Der Glaube an die Liebe auf den ersten Blick ist kein Problem. Entscheidend ist, ob jemand die Liebe auf den ersten Blick erwartet. Dies ist dann eine extrem schicksalsorientierte Definition der Liebe. Nach dieser muss es „richtig knallen, sonst taugt es nichts“. Diesen Menschen gegenüber stehen jene, die wachstumsorientiert die Liebe erleben. Sie sagen: „Liebe wächst aus Freundschaft, Vertrauen und Geborgenheit.“ Treffen diese unterschiedlichen Wahrnehmungen aufeinander, wird es ganz besonders spannend, weil sie aus solch tiefen Überzeugungen entstehen, dass sie nicht kompatibel sind.
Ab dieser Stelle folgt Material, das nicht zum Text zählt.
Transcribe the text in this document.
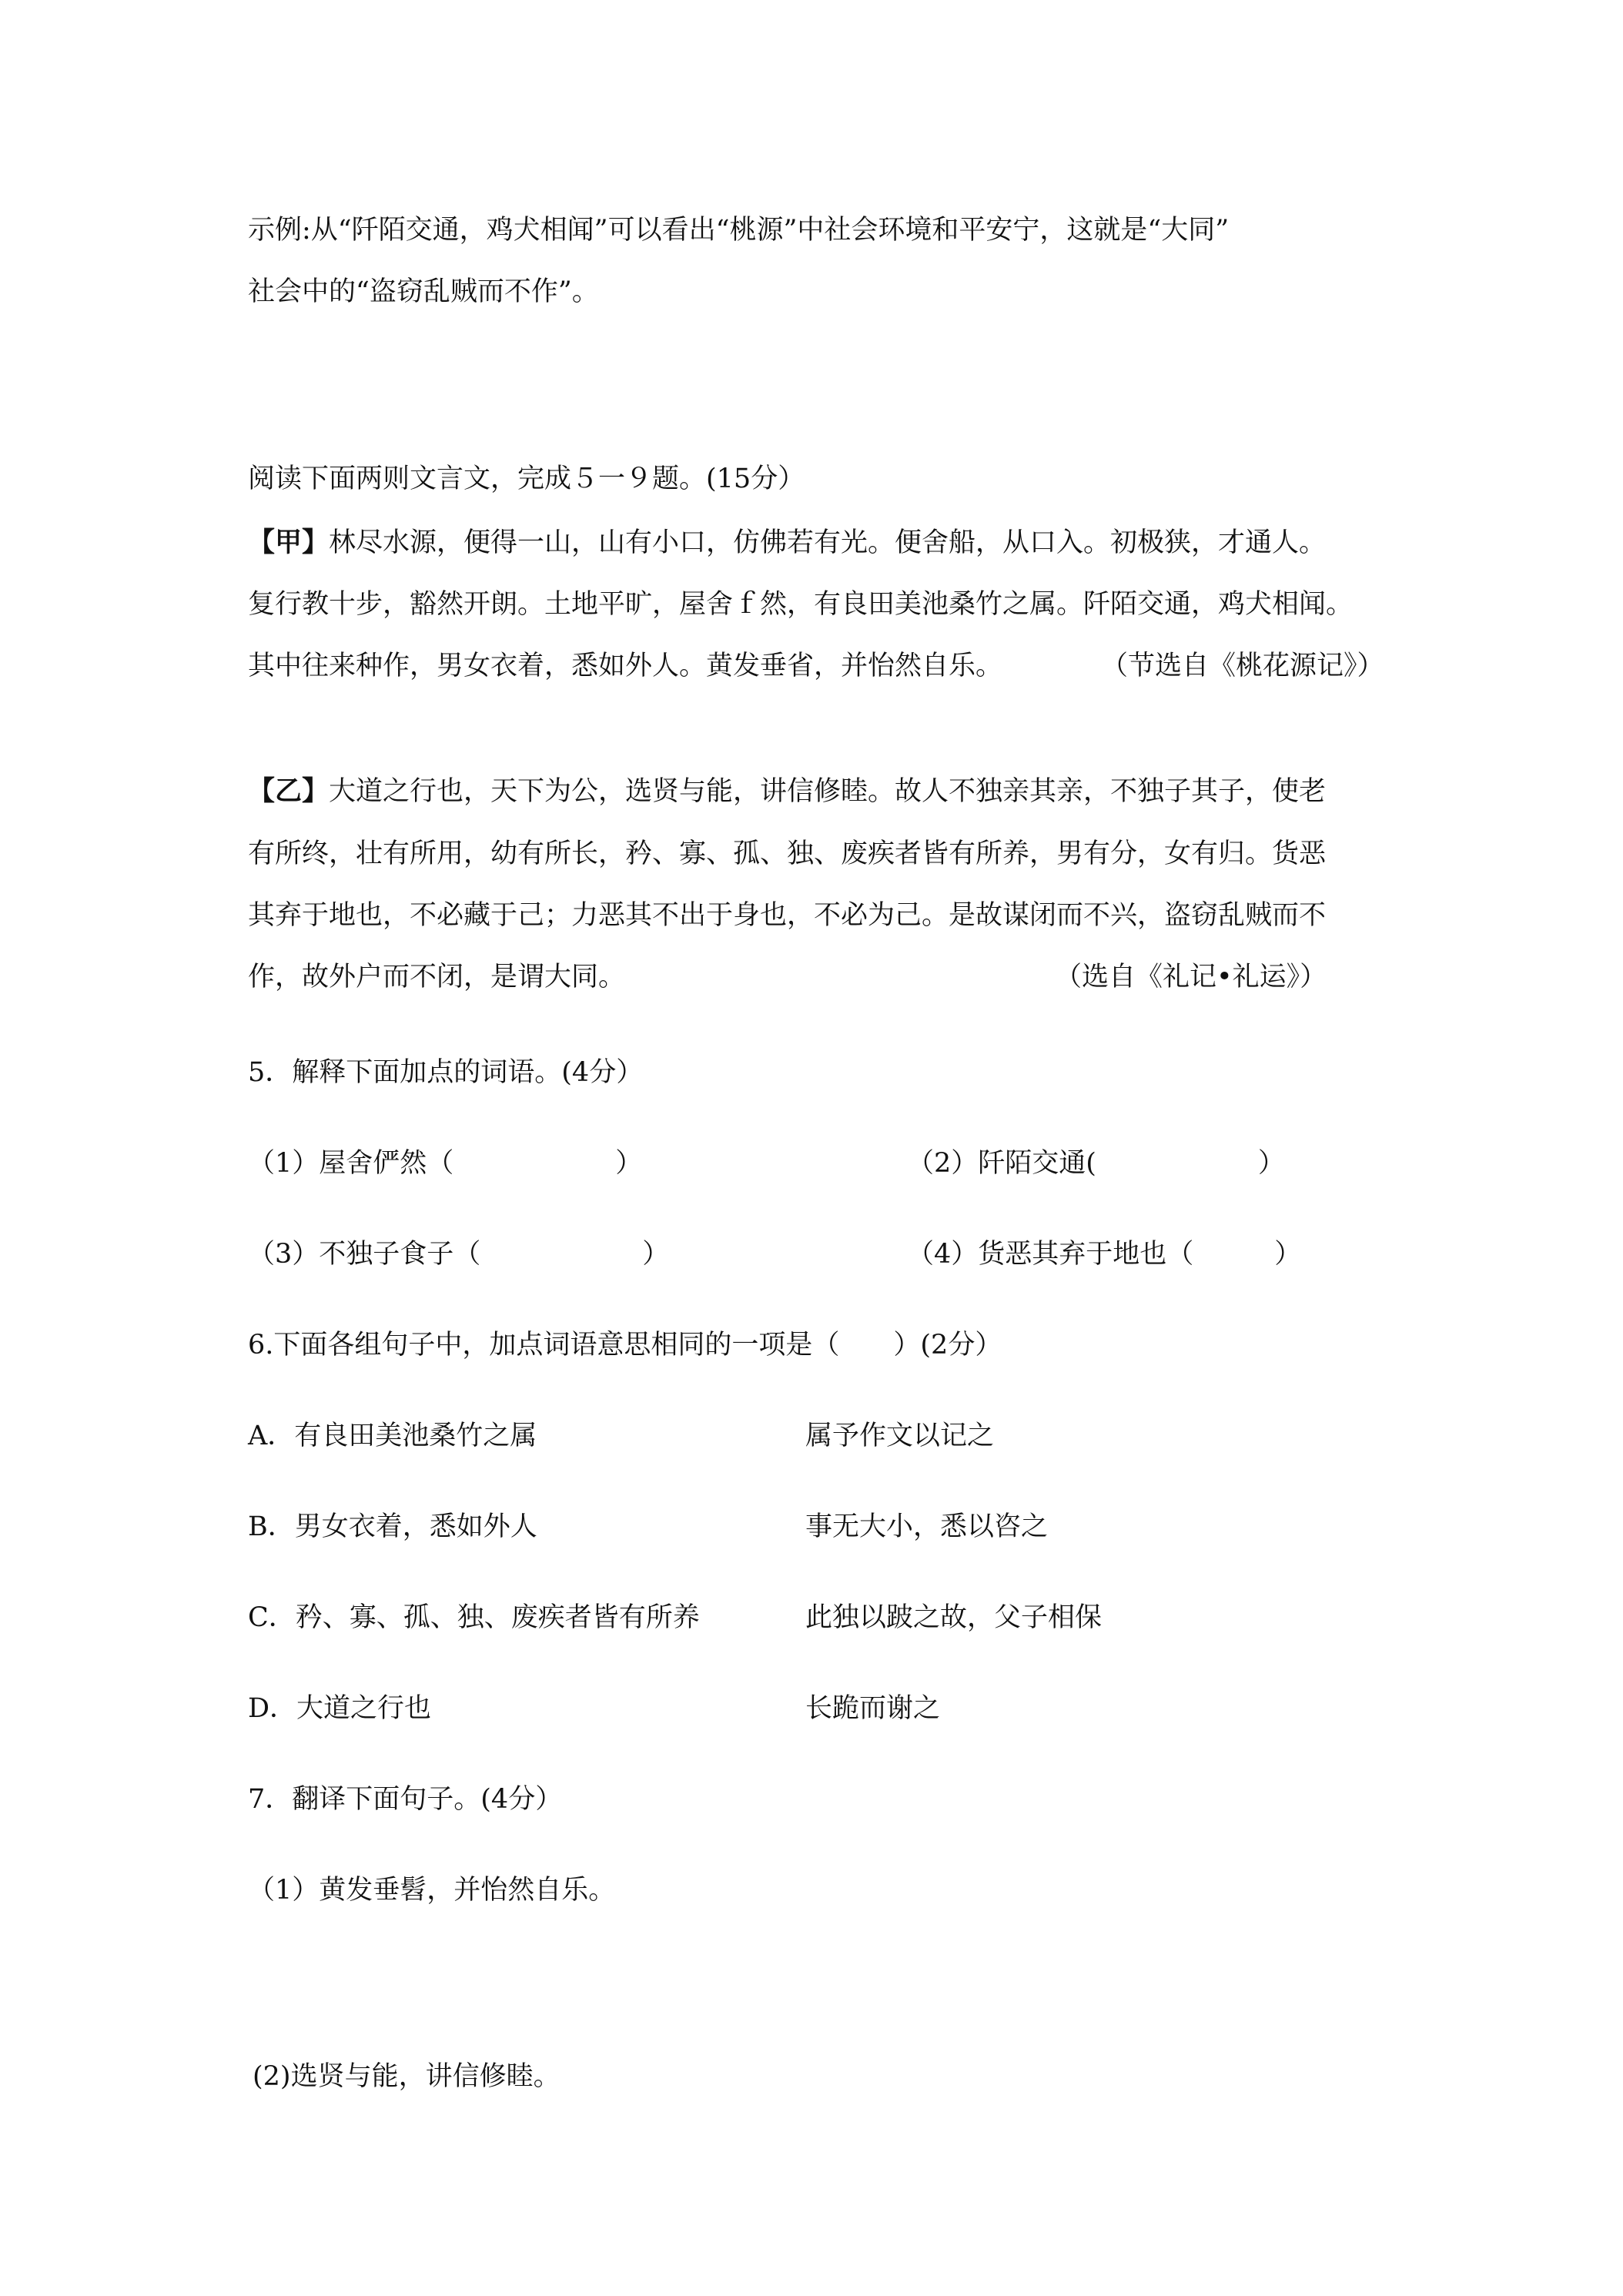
示例:从“阡陌交通，鸡犬相闻”可以看出“桃源”中社会环境和平安宁，这就是“大同”
社会中的“盗窃乱贼而不作”。
阅读下面两则文言文，完成５一９题。(15分）
【甲】林尽水源，便得一山，山有小口，仿佛若有光。便舍船，从口入。初极狭，才通人。
复行教十步，豁然开朗。土地平旷，屋舍ｆ然，有良田美池桑竹之属。阡陌交通，鸡犬相闻。
其中往来种作，男女衣着，悉如外人。黄发垂省，并怡然自乐。	（节选自《桃花源记》）
【乙】大道之行也，天下为公，选贤与能，讲信修睦。故人不独亲其亲，不独子其子，使老
有所终，壮有所用，幼有所长，矜、寡、孤、独、废疾者皆有所养，男有分，女有归。货恶
其弃于地也，不必藏于己；力恶其不出于身也，不必为己。是故谋闭而不兴，盗窃乱贼而不
作，故外户而不闭，是谓大同。	（选自《礼记•礼运》）
5．解释下面加点的词语。(4分）
（1）屋舍俨然（　　　　　　）	（2）阡陌交通(　　　　　　）
（3）不独子食子（　　　　　　）	（4）货恶其弃于地也（　　　）
6.下面各组句子中，加点词语意思相同的一项是（　　）(2分）
A．有良田美池桑竹之属	属予作文以记之
B．男女衣着，悉如外人	事无大小，悉以咨之
C．矜、寡、孤、独、废疾者皆有所养	此独以跛之故，父子相保
D．大道之行也	长跪而谢之
7．翻译下面句子。(4分）
（1）黄发垂髫，并怡然自乐。
(2)选贤与能，讲信修睦。
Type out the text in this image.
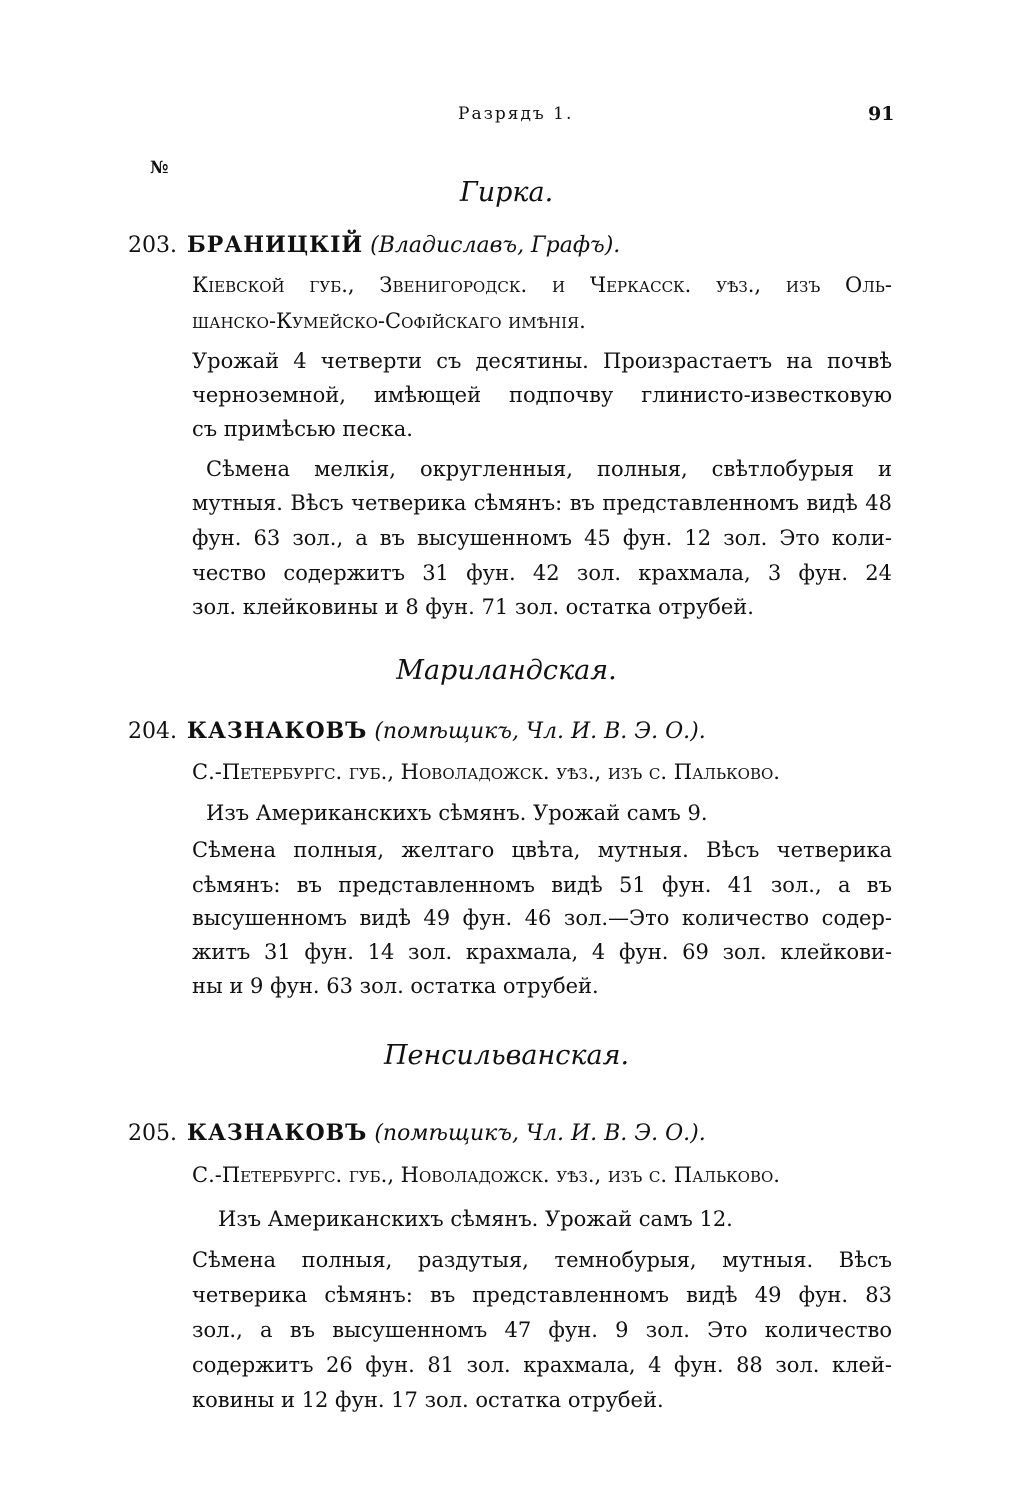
Разрядъ 1.	91
№
Гирка.
203. БРАНИЦКІЙ (Владиславъ, Графъ).
Кіевской губ., Звенигородск. и Черкасск. уѣз., изъ Оль-
шанско-Кумейско-Софійскаго имѣнія.
Урожай 4 четверти съ десятины. Произрастаетъ на почвѣ
черноземной, имѣющей подпочву глинисто-известковую
съ примѣсью песка.
Сѣмена мелкія, округленныя, полныя, свѣтлобурыя и
мутныя. Вѣсъ четверика сѣмянъ: въ представленномъ видѣ 48
фун. 63 зол., а въ высушенномъ 45 фун. 12 зол. Это коли-
чество содержитъ 31 фун. 42 зол. крахмала, 3 фун. 24
зол. клейковины и 8 фун. 71 зол. остатка отрубей.
Мариландская.
204. КАЗНАКОВЪ (помѣщикъ, Чл. И. В. Э. О.).
С.-Петербургс. губ., Новоладожск. уѣз., изъ с. Пальково.
Изъ Американскихъ сѣмянъ. Урожай самъ 9.
Сѣмена полныя, желтаго цвѣта, мутныя. Вѣсъ четверика
сѣмянъ: въ представленномъ видѣ 51 фун. 41 зол., а въ
высушенномъ видѣ 49 фун. 46 зол.—Это количество содер-
житъ 31 фун. 14 зол. крахмала, 4 фун. 69 зол. клейкови-
ны и 9 фун. 63 зол. остатка отрубей.
Пенсильванская.
205. КАЗНАКОВЪ (помѣщикъ, Чл. И. В. Э. О.).
С.-Петербургс. губ., Новоладожск. уѣз., изъ с. Пальково.
Изъ Американскихъ сѣмянъ. Урожай самъ 12.
Сѣмена полныя, раздутыя, темнобурыя, мутныя. Вѣсъ
четверика сѣмянъ: въ представленномъ видѣ 49 фун. 83
зол., а въ высушенномъ 47 фун. 9 зол. Это количество
содержитъ 26 фун. 81 зол. крахмала, 4 фун. 88 зол. клей-
ковины и 12 фун. 17 зол. остатка отрубей.
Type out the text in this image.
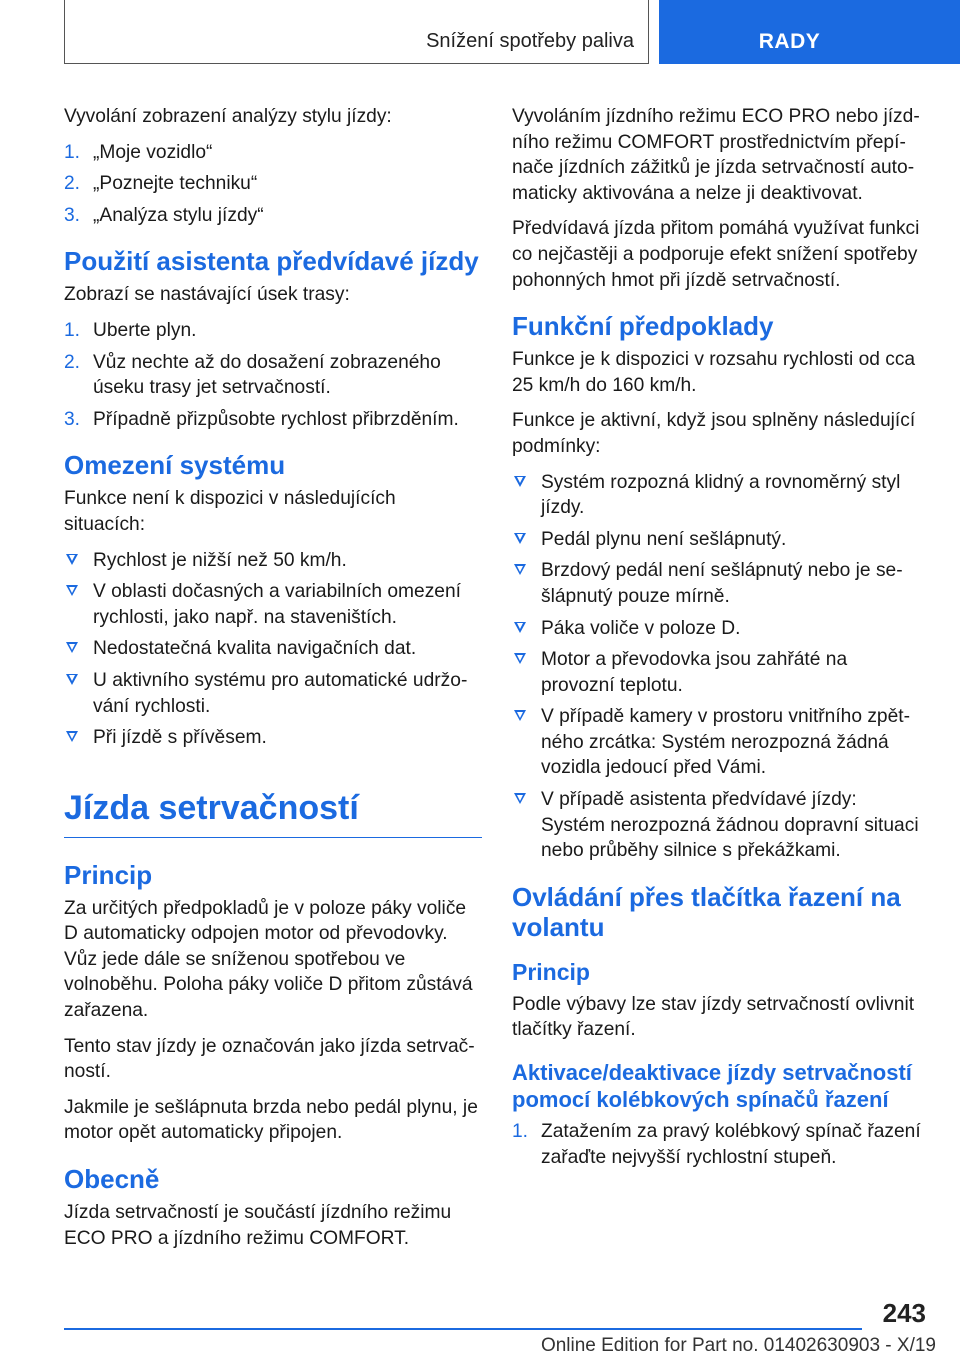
Snížení spotřeby paliva	RADY

Vyvolání zobrazení analýzy stylu jízdy:

1. „Moje vozidlo“
2. „Poznejte techniku“
3. „Analýza stylu jízdy“
Použití asistenta předvídavé jízdy

Zobrazí se nastávající úsek trasy:

1. Uberte plyn.
2. Vůz nechte až do dosažení zobrazeného úseku trasy jet setrvačností.
3. Případně přizpůsobte rychlost přibrzděním.
Omezení systému

Funkce není k dispozici v následujících situacích:

Rychlost je nižší než 50 km/h.
V oblasti dočasných a variabilních omezení rychlosti, jako např. na staveništích.
Nedostatečná kvalita navigačních dat.
U aktivního systému pro automatické udržování rychlosti.
Při jízdě s přívěsem.
Jízda setrvačností
Princip

Za určitých předpokladů je v poloze páky voliče D automaticky odpojen motor od převodovky. Vůz jede dále se sníženou spotřebou ve volnoběhu. Poloha páky voliče D přitom zůstává zařazena.

Tento stav jízdy je označován jako jízda setrvačností.

Jakmile je sešlápnuta brzda nebo pedál plynu, je motor opět automaticky připojen.

Obecně

Jízda setrvačností je součástí jízdního režimu ECO PRO a jízdního režimu COMFORT.

Vyvoláním jízdního režimu ECO PRO nebo jízdního režimu COMFORT prostřednictvím přepínače jízdních zážitků je jízda setrvačností automaticky aktivována a nelze ji deaktivovat.

Předvídavá jízda přitom pomáhá využívat funkci co nejčastěji a podporuje efekt snížení spotřeby pohonných hmot při jízdě setrvačností.

Funkční předpoklady

Funkce je k dispozici v rozsahu rychlosti od cca 25 km/h do 160 km/h.

Funkce je aktivní, když jsou splněny následující podmínky:

Systém rozpozná klidný a rovnoměrný styl jízdy.
Pedál plynu není sešlápnutý.
Brzdový pedál není sešlápnutý nebo je sešlápnutý pouze mírně.
Páka voliče v poloze D.
Motor a převodovka jsou zahřáté na provozní teplotu.
V případě kamery v prostoru vnitřního zpětného zrcátka: Systém nerozpozná žádná vozidla jedoucí před Vámi.
V případě asistenta předvídavé jízdy: Systém nerozpozná žádnou dopravní situaci nebo průběhy silnice s překážkami.
Ovládání přes tlačítka řazení na volantu
Princip

Podle výbavy lze stav jízdy setrvačností ovlivnit tlačítky řazení.

Aktivace/deaktivace jízdy setrvačností pomocí kolébkových spínačů řazení
1. Zatažením za pravý kolébkový spínač řazení zařaďte nejvyšší rychlostní stupeň.
243
Online Edition for Part no. 01402630903 - X/19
Denn wer schicksalsorientierte Erwartungen an die Beziehung hat, der kollidiert mit den Erwartungen desjenigen, der wachstumsorientiert geprägt ist. Aufgrund der eigenen Überzeugungen, wie Liebe „abläuft“, können sich solch extrem gegensätzliche Partner schwerlich ernst nehmen. Oft fühlen sie sich sogar verfeindet. Sagen Sie einem wachstumsorientierten Menschen nach dem ersten Date: „Du bist mein Seelenverwandter“, dann ist der sofort im Fluchtmodus, denn er hält sie für oberflächlich, womöglich dumm oder naiv. Und umgekehrt? Ein „Ich brauche noch etwas Zeit, um meine Gefühle auszudrücken“, bricht dem schicksalsorientieren Menschen nach einem frühen Liebesgeständnis das Herz, er fühlt sich betrogen von dem anderen und seinen Emotionen.
Manche schicksalsorientierte Singles kennen die Liebe auf den ersten Blick nur aus Erzählungen, sie selbst klagen meist, dass es ihnen schwerfällt, sich überhaupt zu verlieben, sich fallen zu lassen, die Kontrolle abzugeben. Nicht immer, aber häufig, ist das Warten auf das Schicksal eine Schutzstrategie, um Nähe zu verhindern, weil die Angst vor Enttäuschung so groß ist. Ursachen können im Elternhaus liegen, vielleicht war die Beziehung schrecklich und schmerzhaft und das möchte man selbst keinesfalls erleben. Vielleicht gab es auch in der Vergangenheit eine schlimme Trennung – beispielsweise nach einer Beziehung, die als die ganz große Liebe erlebt wurde.